Google said today that it is working to restore access to Google Maps on Windows Phone-based gadgets. The search giant blamed the blackout on a poor maps experience on Microsoft's mobile platform.
The problem cropped up on Friday, when Windows Phone users trying to access the mobile Web-based version of Google Maps found themselves redirected to Google.com on their phones. PCMag's Sascha Segan confirmed the problem on his own HTC 8X.
At the time, Google stayed mum, but the company said today that the redirect was necessary in order to provide the best experience on the mobile version of Internet Explorer.
"We periodically test Google Maps compatibility with mobile browsers to make sure we deliver the best experience for those users," Google said in a statement. "In our last test, IE mobile still did not offer a good maps experience with no ability to pan or zoom and perform basic map functionality."
That's because the mobile version of Google Maps is optimized for browsers running Webkit, which Microsoft does not use.
As a result, Google said that it "chose to continue to redirect IE mobile users to Google.com." That phrasing seemed to suggest that the redirect was in place for longer than the last day or two, and Google confirmed that it was, but did not have an exact date for when it was put in place.

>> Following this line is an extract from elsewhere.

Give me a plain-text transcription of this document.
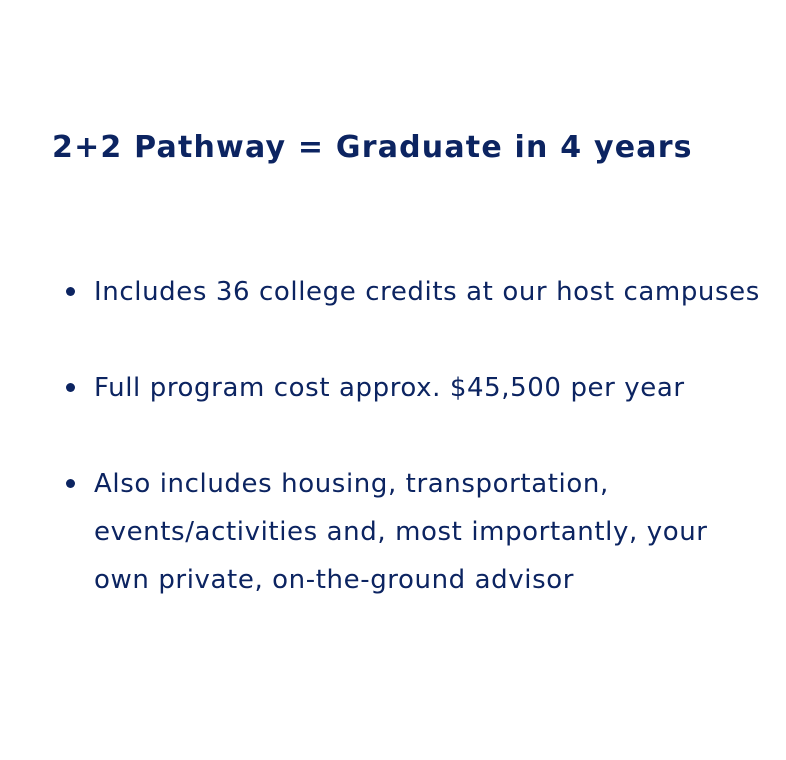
2+2 Pathway = Graduate in 4 years
Includes 36 college credits at our host campuses
Full program cost approx. $45,500 per year
Also includes housing, transportation, events/activities and, most importantly, your own private, on-the-ground advisor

Some media reports said that Google's explanation didn't add up because Firefox doesn't use Webkit, but Google Maps was accessible on Mozilla's mobile browser. Google said it does not offer a redirect on Firefox mobile because Mozilla's browser "did offer a somewhat better user experience" than IE.
Google said today, however, that "recent improvements to IE mobile and Google Maps now deliver a better experience and we are currently working to remove the redirect. We will continue to test Google Maps compatibility with other mobile browsers to ensure the best possible experience for users."
Google did not elaborate on what those recent improvements entailed. There has been some bad blood between Microsoft and Google of late. Microsoft lashed out at Google this week, claiming the search giant refused to allow a "full featured" version of its YouTube app for Windows Phone. Thursday night, meanwhile, Redmond argued that the FTC's recent antitrust deal with Google did not go far enough.